Alhakamy, Nabil A., Elandaloussi, Ibrahim, Ghazvini, Saba, Berkland, Cory J., Dhar, Prajnaparamita
Langmuir 2015 v.31 no.14 pp. 4232-4245
acidity, adsorption, calcium, calcium chloride, cell membranes, chemical composition, endocytosis, endosomes, genes, hydrodynamics, hydrophilicity, models, pH, peptides, phospholipids, small interfering RNA, surfactants, transfection, zwitterions
Noncovalently condensed complexes of genetic material, cell penetrating peptides (CPPs), and calcium chloride present a nonviral route to improve transfection efficiency of nucleic acids (e.g., pDNA and siRNA). However, the exact mechanisms of membrane insertion and delivery of macromolecule complexes to intracellular locations as well as their stability in the intracellular environment are not understood. We show that calcium condensed gene complexes containing different hydrophilic (i.e., dTAT, K9, R9, and RH9) and amphiphilic (i.e., RA9, RL9, and RW9) CPPs formed stable cationic complexes of hydrodynamic radii 100 nm at neutral pH. However, increasing the acidity caused the complexes to become neutral or anionic and increase in size. Using zwitterionic and anionic phospholipid monolayers as models that mimic the membrane composition of the outer leaflet of cell membranes and intracellular vesicles and pHs that mimic the intracellular environment, we study the membrane insertion potential of these seven gene complexes (CPP/pDNA/Ca²⁺ complexes) into model membranes.
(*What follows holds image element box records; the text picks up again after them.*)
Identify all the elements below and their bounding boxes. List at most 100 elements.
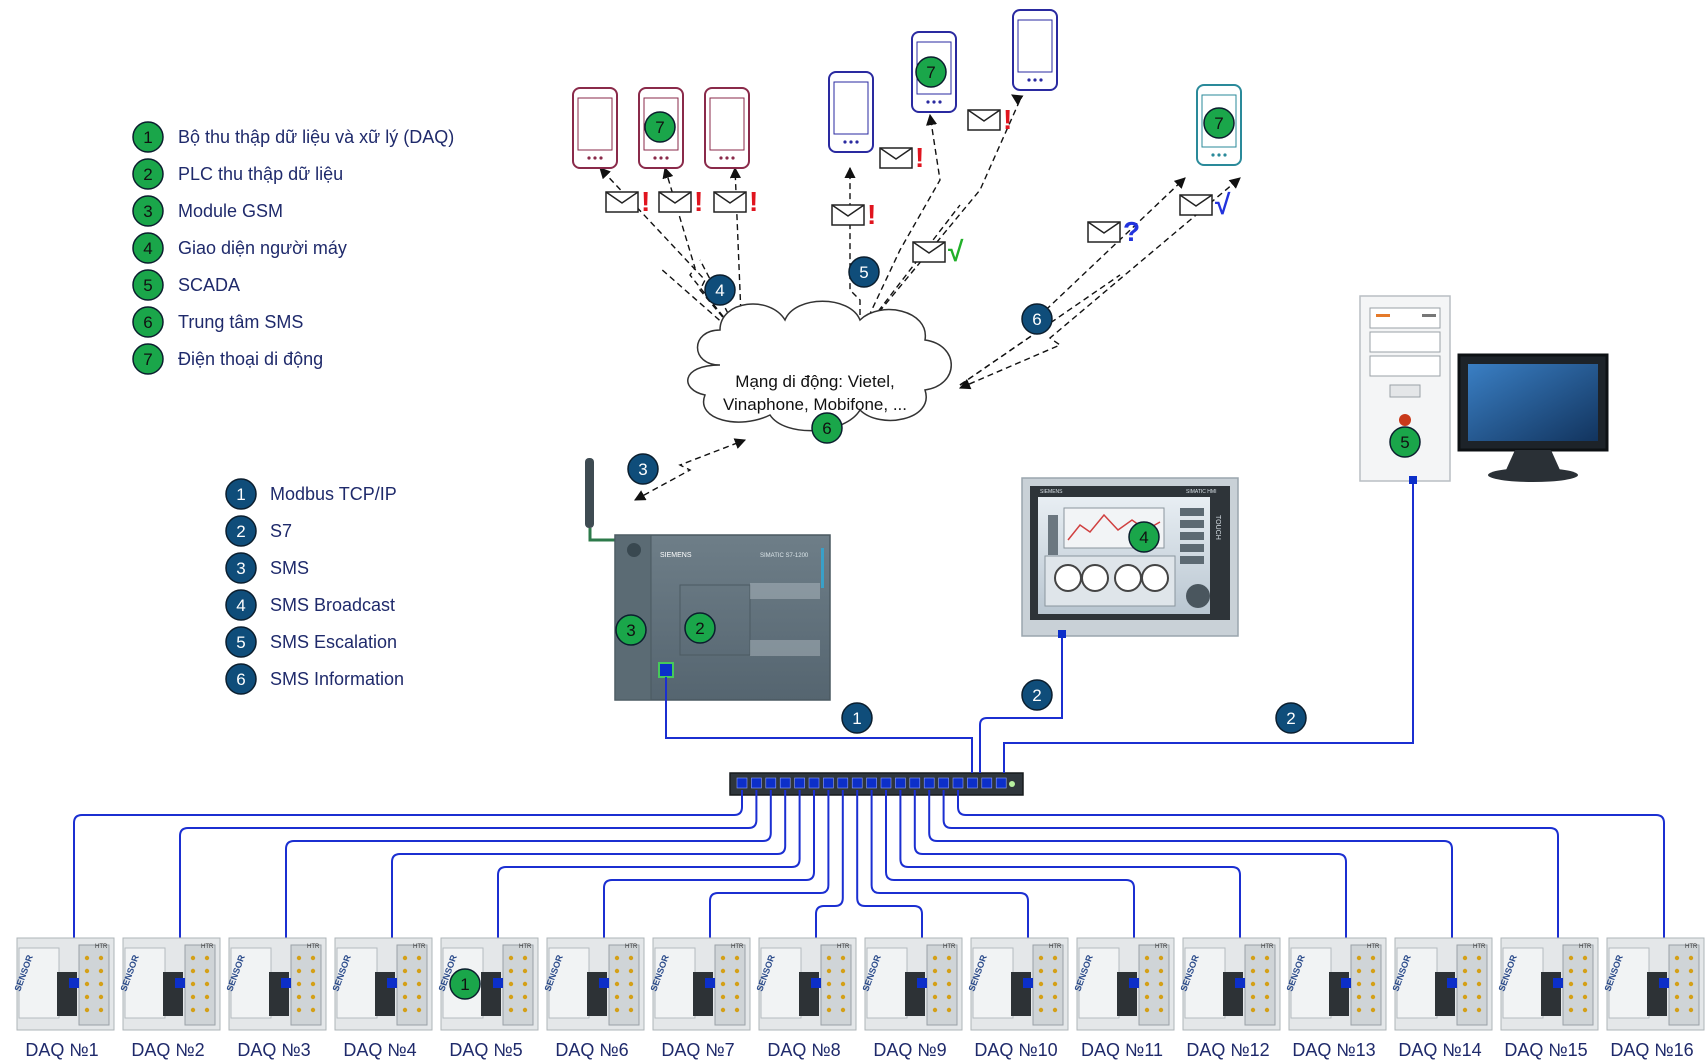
daq-label: DAQ №2 [131, 1040, 204, 1060]
daq-ethernet-port [1341, 978, 1351, 988]
daq-link [899, 790, 1241, 980]
daq-tag: HTR [95, 944, 108, 950]
daq-label: DAQ №16 [1610, 1040, 1693, 1060]
device-legend-badge-number: 4 [143, 239, 152, 258]
protocol-legend-badge: 5 [225, 626, 257, 658]
device-legend-badge: 1 [132, 121, 164, 153]
device-legend-label: PLC thu thập dữ liệu [178, 164, 343, 184]
device-legend-badge: 5 [132, 269, 164, 301]
scada-link-badge: 2 [1275, 702, 1307, 734]
daq-link [815, 790, 844, 980]
daq-tag: HTR [1473, 944, 1486, 950]
daq-ethernet-port [1447, 978, 1457, 988]
protocol-legend-label: SMS [270, 558, 309, 578]
sms-envelope-icon: ! [831, 199, 876, 230]
daq-label: DAQ №14 [1398, 1040, 1481, 1060]
daq-badge-number: 1 [460, 975, 469, 994]
protocol-legend-label: SMS Escalation [270, 632, 397, 652]
switch-port [751, 777, 762, 789]
daq-ethernet-port [69, 978, 79, 988]
daq-label: DAQ №13 [1292, 1040, 1375, 1060]
device-legend-badge: 2 [132, 158, 164, 190]
daq-label: DAQ №9 [873, 1040, 946, 1060]
switch-port [736, 777, 748, 789]
switch-port [967, 777, 978, 789]
daq-ethernet-port [599, 978, 609, 988]
scada-pc [1359, 295, 1609, 484]
hmi-brand: SIEMENS [1040, 489, 1063, 495]
daq-label: DAQ №11 [1081, 1040, 1163, 1060]
daq-tag: HTR [731, 944, 744, 950]
modbus-link-badge: 1 [841, 702, 873, 734]
gsm-link-badge-number: 3 [638, 460, 647, 479]
protocol-legend-badge-number: 5 [236, 633, 245, 652]
sms-center-badge: 6 [811, 412, 843, 444]
daq-label: DAQ №8 [767, 1040, 840, 1060]
network-switch [729, 772, 1024, 796]
plc-brand: SIEMENS [660, 552, 692, 559]
switch-port [952, 777, 964, 789]
daq-ethernet-port [1553, 978, 1563, 988]
protocol-legend-badge: 4 [225, 589, 257, 621]
device-legend-badge: 7 [132, 343, 164, 375]
modbus-link-badge-number: 1 [852, 709, 861, 728]
switch-port [895, 777, 906, 789]
device-legend-label: Điện thoại di động [178, 349, 323, 369]
plc-badge-number: 2 [695, 619, 704, 638]
phone-group-1-badge: 7 [644, 111, 676, 143]
scada-badge: 5 [1389, 426, 1421, 458]
sms-envelope-icon: ! [713, 186, 758, 217]
daq-link [870, 790, 1029, 980]
sms-center-badge-number: 6 [822, 419, 831, 438]
hmi-panel: SIEMENS SIMATIC HMI TOUCH [1021, 477, 1239, 638]
daq-links [73, 790, 1665, 980]
mobile-phones [572, 9, 1242, 169]
sms-envelope-icon: ! [879, 142, 924, 173]
daq-tag: HTR [1685, 944, 1698, 950]
hmi-link-badge: 2 [1021, 679, 1053, 711]
daq-ethernet-port [1129, 978, 1139, 988]
hmi-badge-number: 4 [1139, 528, 1148, 547]
daq-link [391, 790, 787, 980]
message-status-mark: ? [1123, 216, 1140, 247]
daq-link [73, 790, 743, 980]
daq-tag: HTR [307, 944, 320, 950]
message-status-mark: ! [867, 199, 876, 230]
switch-port [866, 777, 877, 789]
daq-tag: HTR [1049, 944, 1062, 950]
message-status-mark: √ [948, 236, 964, 267]
device-legend-label: Trung tâm SMS [178, 312, 303, 332]
switch-port [837, 777, 849, 789]
device-legend-label: SCADA [178, 275, 240, 295]
daq-tag: HTR [413, 944, 426, 950]
daq-ethernet-port [917, 978, 927, 988]
switch-port [938, 777, 949, 789]
daq-tag: HTR [1579, 944, 1592, 950]
scada-badge-number: 5 [1400, 433, 1409, 452]
phone-group-3-badge: 7 [1203, 107, 1235, 139]
hmi-model: SIMATIC HMI [1186, 489, 1216, 495]
protocol-legend-label: S7 [270, 521, 292, 541]
sms-envelope-icon: ! [967, 104, 1012, 135]
daq-label: DAQ №6 [555, 1040, 628, 1060]
protocol-legend-label: Modbus TCP/IP [270, 484, 397, 504]
daq-ethernet-port [1659, 978, 1669, 988]
gsm-module-badge: 3 [615, 614, 647, 646]
sms-broadcast-badge: 4 [704, 274, 736, 306]
daq-link [856, 790, 923, 980]
mobile-phone-icon [572, 87, 618, 169]
daq-label: DAQ №7 [661, 1040, 734, 1060]
switch-port [808, 777, 820, 789]
device-legend-badge-number: 3 [143, 202, 152, 221]
daq-link [885, 790, 1135, 980]
mobile-network-cloud: Mạng di động: Vietel, Vinaphone, Mobifon… [687, 300, 952, 432]
hmi-badge: 4 [1128, 521, 1160, 553]
protocol-legend-label: SMS Broadcast [270, 595, 395, 615]
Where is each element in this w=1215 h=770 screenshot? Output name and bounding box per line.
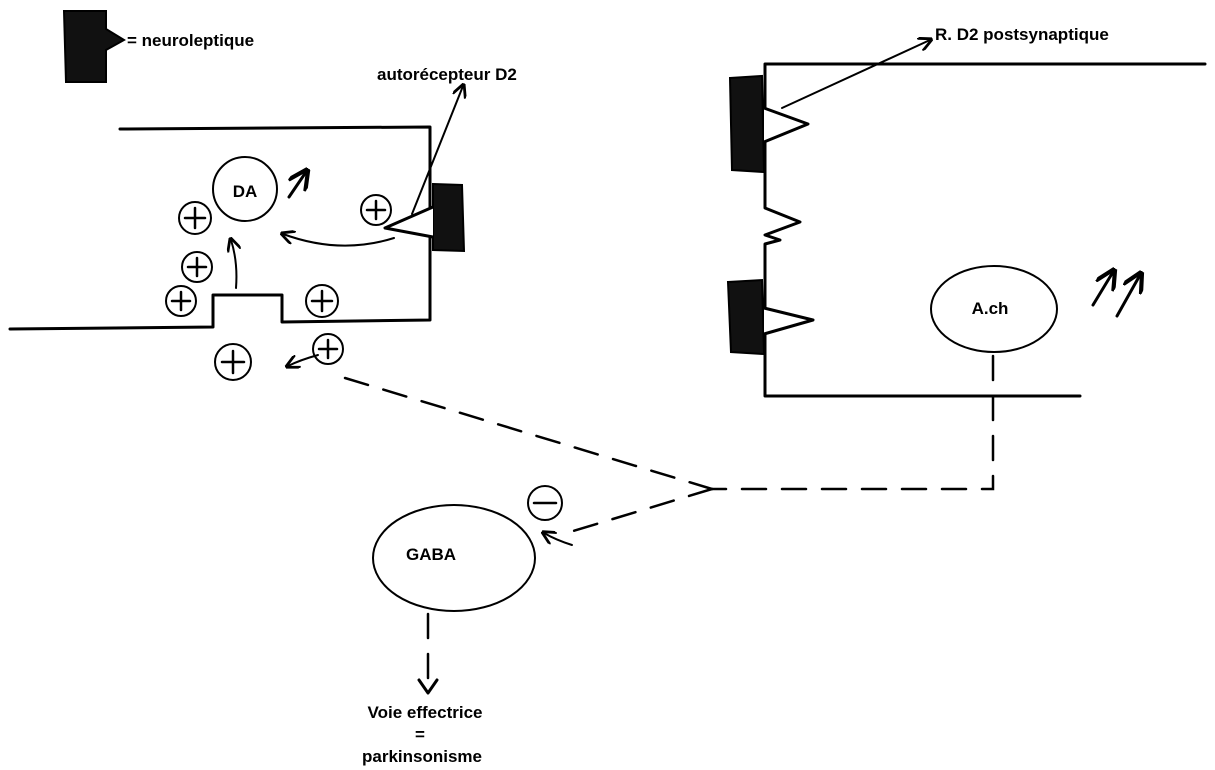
minus-circle-icon (528, 486, 562, 520)
modulation-arrow (288, 355, 318, 366)
release-arrow (231, 240, 236, 288)
effector-label: Voie effectrice = parkinsonisme (362, 703, 482, 766)
plus-circle-icon (313, 334, 343, 364)
autoreceptor-spike (385, 207, 433, 237)
effector-line-3: parkinsonisme (362, 747, 482, 766)
postsynaptic-pointer (782, 40, 930, 108)
effector-arrowhead (419, 680, 437, 693)
effector-line-2: = (415, 725, 425, 744)
plus-circle-icon (215, 344, 251, 380)
dopamine-increase-arrow (289, 172, 306, 197)
autoreceptor-label: autorécepteur D2 (377, 65, 517, 84)
double-up-arrow-icon (1093, 272, 1140, 316)
postsynaptic-label: R. D2 postsynaptique (935, 25, 1109, 44)
plus-circle-icon (182, 252, 212, 282)
dashed-pathways (345, 356, 993, 545)
neuroleptic-block-receptor-lower (728, 280, 764, 354)
presynaptic-terminal: autorécepteur D2 DA (10, 65, 517, 380)
plus-circle-icon (179, 202, 211, 234)
gaba-label: GABA (406, 545, 456, 564)
plus-circle-icon (166, 286, 196, 316)
feedback-arrow (283, 234, 394, 246)
neuroleptic-legend-icon (64, 11, 124, 82)
legend: = neuroleptique (64, 11, 254, 82)
postsynaptic-receptor-spike-upper (764, 108, 808, 142)
neuroleptic-block-receptor-upper (730, 76, 764, 172)
inhibition-arrow (544, 533, 572, 545)
dopamine-label: DA (233, 182, 258, 201)
effector-line-1: Voie effectrice (368, 703, 483, 722)
plus-circle-icon (361, 195, 391, 225)
acetylcholine-label: A.ch (972, 299, 1009, 318)
gaba-neuron: GABA (373, 505, 535, 693)
neuroleptic-block-autoreceptor (433, 184, 464, 251)
legend-text: = neuroleptique (127, 31, 254, 50)
postsynaptic-receptor-spike-lower (764, 308, 813, 334)
postsynaptic-neuron: R. D2 postsynaptique A.ch (728, 25, 1205, 396)
plus-circle-icon (306, 285, 338, 317)
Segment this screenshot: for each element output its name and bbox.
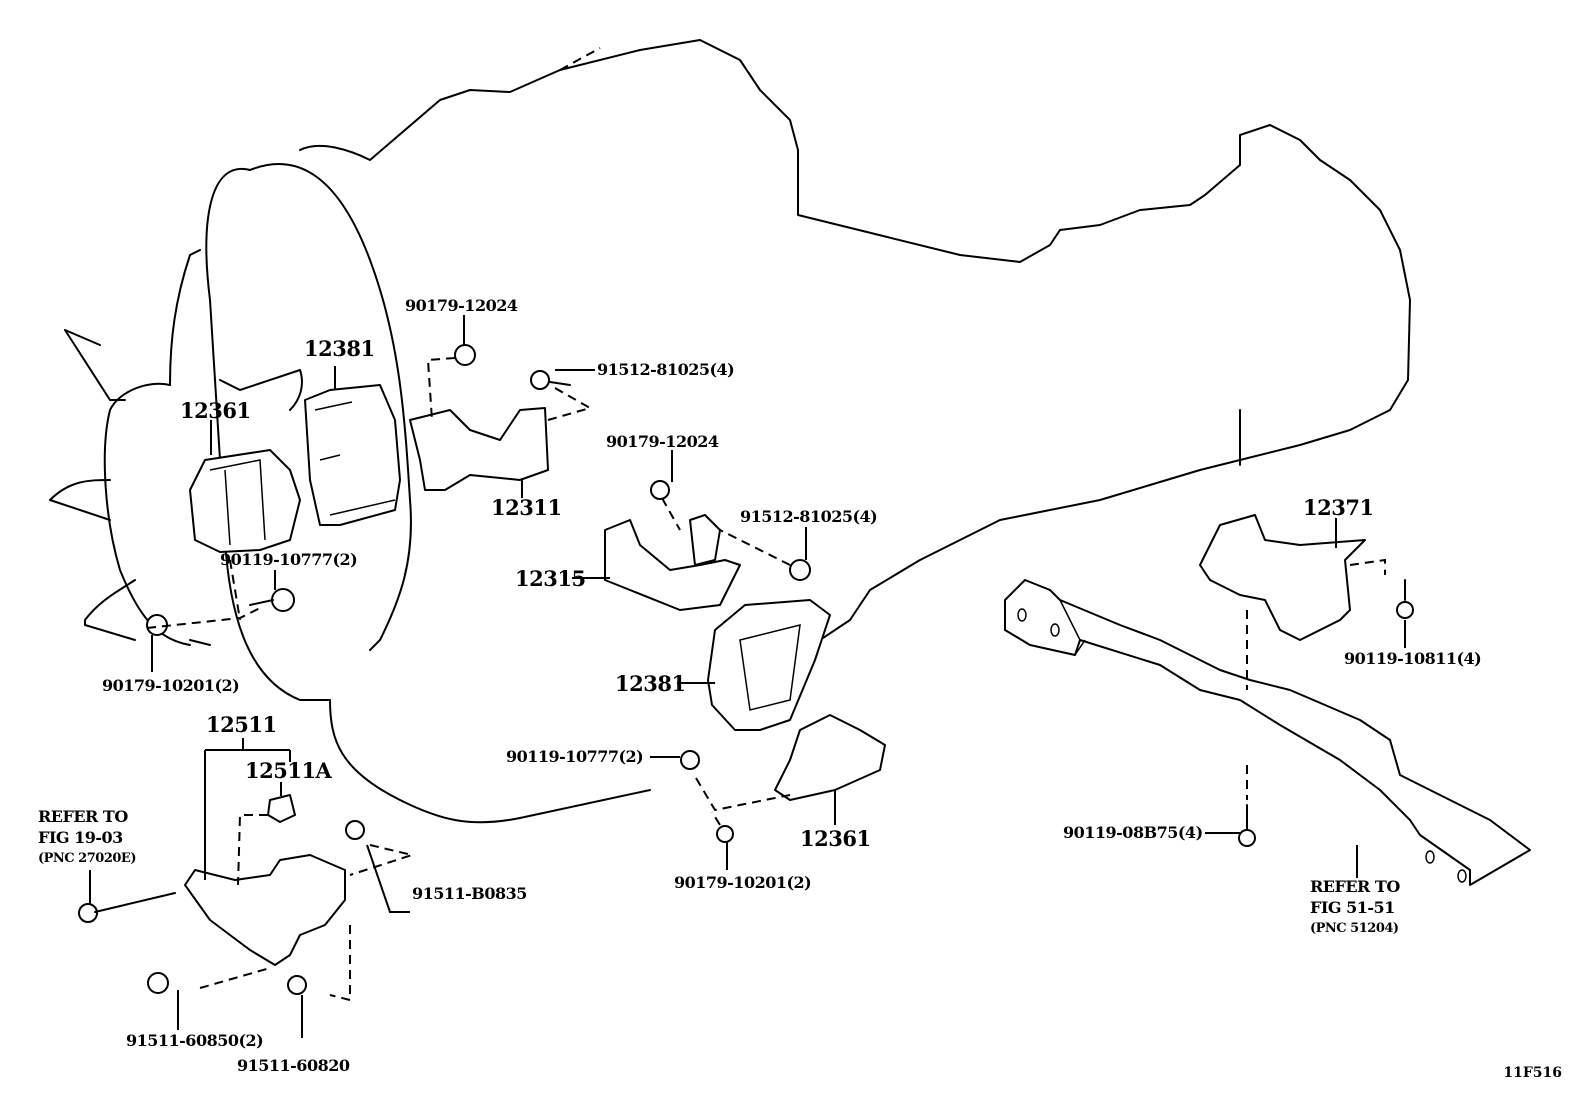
- part-label-91511-60820[interactable]: 91511-60820: [237, 1056, 350, 1075]
- bracket-12315: [604, 514, 741, 611]
- reference-line-1: REFER TO: [1310, 877, 1400, 896]
- front-mount-12361-mid: [774, 714, 886, 801]
- reference-line-2: FIG 19-03: [38, 828, 123, 847]
- part-label-90119-10777[interactable]: 90119-10777(2): [220, 550, 358, 569]
- insulator-12381-left: [304, 384, 401, 526]
- part-label-90179-12024[interactable]: 90179-12024: [606, 432, 719, 451]
- part-label-12315[interactable]: 12315: [515, 566, 586, 591]
- part-label-90179-12024[interactable]: 90179-12024: [405, 296, 518, 315]
- crossmember: [1004, 579, 1531, 886]
- part-label-12371[interactable]: 12371: [1303, 495, 1374, 520]
- bracket-12511: [184, 794, 346, 966]
- part-label-12361[interactable]: 12361: [180, 398, 251, 423]
- part-label-90119-10811[interactable]: 90119-10811(4): [1344, 649, 1482, 668]
- fasteners: [78, 344, 1414, 995]
- rear-mount-12371: [1199, 514, 1366, 641]
- part-label-91511-60850[interactable]: 91511-60850(2): [126, 1031, 264, 1050]
- part-label-90179-10201[interactable]: 90179-10201(2): [102, 676, 240, 695]
- part-label-91511-b0835[interactable]: 91511-B0835: [412, 884, 527, 903]
- part-label-90119-10777[interactable]: 90119-10777(2): [506, 747, 644, 766]
- part-label-12381[interactable]: 12381: [304, 336, 375, 361]
- reference-pnc: (PNC 27020E): [38, 851, 136, 866]
- leader-lines: [89, 315, 1406, 1038]
- front-mount-12361-left: [189, 449, 301, 553]
- part-label-90119-08b75[interactable]: 90119-08B75(4): [1063, 823, 1203, 842]
- part-label-12361[interactable]: 12361: [800, 826, 871, 851]
- reference-pnc: (PNC 51204): [1310, 921, 1399, 936]
- insulator-12381-mid: [707, 599, 831, 731]
- part-label-91512-81025[interactable]: 91512-81025(4): [597, 360, 735, 379]
- part-label-12311[interactable]: 12311: [491, 495, 562, 520]
- part-label-12511[interactable]: 12511: [206, 712, 277, 737]
- reference-note-fig-19-03[interactable]: REFER TO FIG 19-03 (PNC 27020E): [38, 806, 136, 869]
- cooling-fan: [49, 249, 303, 646]
- bracket-12311: [409, 407, 549, 491]
- part-label-12381[interactable]: 12381: [615, 671, 686, 696]
- reference-line-2: FIG 51-51: [1310, 898, 1395, 917]
- part-label-12511a[interactable]: 12511A: [245, 758, 332, 783]
- reference-note-fig-51-51[interactable]: REFER TO FIG 51-51 (PNC 51204): [1310, 876, 1400, 939]
- alignment-lines: [146, 357, 1386, 1002]
- part-label-91512-81025[interactable]: 91512-81025(4): [740, 507, 878, 526]
- part-label-90179-10201[interactable]: 90179-10201(2): [674, 873, 812, 892]
- reference-line-1: REFER TO: [38, 807, 128, 826]
- figure-id: 11F516: [1503, 1065, 1562, 1081]
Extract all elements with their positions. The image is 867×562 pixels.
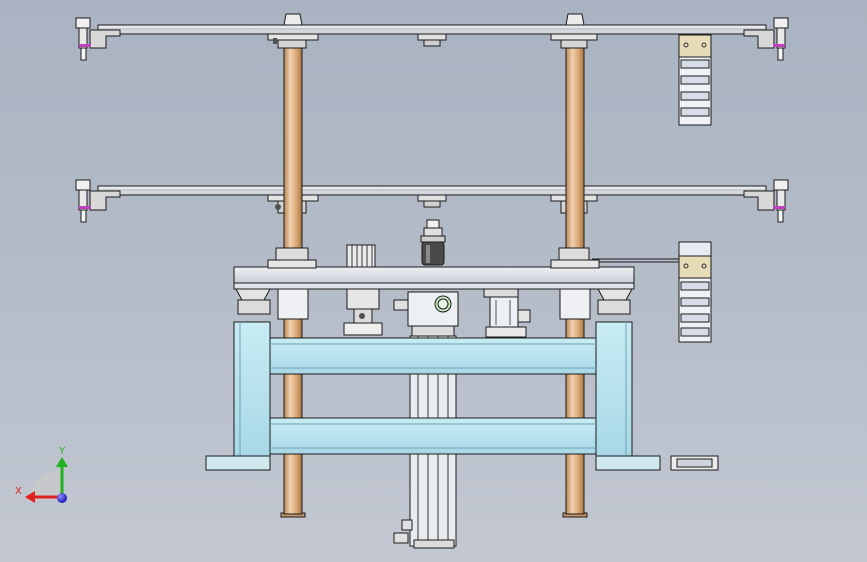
top-plate[interactable] <box>233 266 635 290</box>
stacked-bracket-lower[interactable] <box>592 241 712 343</box>
heat-sink <box>346 244 376 268</box>
floor-clip <box>670 455 719 471</box>
motor-actuator[interactable] <box>420 219 446 266</box>
frame-crossbar-upper[interactable] <box>269 337 597 375</box>
sensor-block <box>343 288 383 336</box>
valve-body[interactable] <box>393 291 459 337</box>
bearing-housing-right <box>559 288 633 320</box>
top-left-end-bracket <box>75 17 121 61</box>
triad-plane <box>29 469 62 500</box>
top-center-clamp <box>417 33 447 47</box>
top-right-end-bracket <box>743 17 789 61</box>
coordinate-triad: Y X <box>15 446 68 503</box>
stacked-bracket-upper[interactable] <box>678 34 712 126</box>
frame-crossbar-lower[interactable] <box>269 417 597 455</box>
rod-right-gap <box>565 373 585 419</box>
top-right-rod-cap <box>565 13 585 26</box>
middle-left-end-bracket <box>75 179 121 223</box>
sphere-icon <box>57 493 67 503</box>
rod-left-bottom <box>283 453 303 515</box>
middle-center-clamp <box>417 194 447 208</box>
cylinder-block[interactable] <box>483 288 531 338</box>
middle-crossbeam[interactable] <box>75 179 789 223</box>
slide-gap-upper <box>409 373 457 419</box>
rod-right-bottom <box>565 453 585 515</box>
rod-left-gap <box>283 373 303 419</box>
middle-right-end-bracket <box>743 179 789 223</box>
bearing-housing-left <box>235 288 309 320</box>
rod-bearing-blocks <box>267 247 600 269</box>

At neutral pH, all gene complexes demonstrated the highest insertion potential into anionic phospholipid membranes, with complexes containing amphiphilic peptides showing the maximum insertion. However, at acidic pH, the gene complexes demonstrated maximum monolayer insertion into zwitterionic lipids, irrespective of the chemical composition of the CPP in the complexes. Our results suggest that in the neutral environment the complexes are unable to penetrate the zwitterionic lipid membranes but can penetrate through the anionic lipid membranes. However, the acidic pH mimicking the local environment in the late endosomes leads to a significant increase in adsorption of the complexes to zwitterionic lipid headgroups and decreases for anionic headgroups. These membrane–gene complex interactions may be responsible for the ability of the complexes to efficiently enter the intracellular environment through endocytosis and escape from the endosomes to effectively deliver their genetic payload.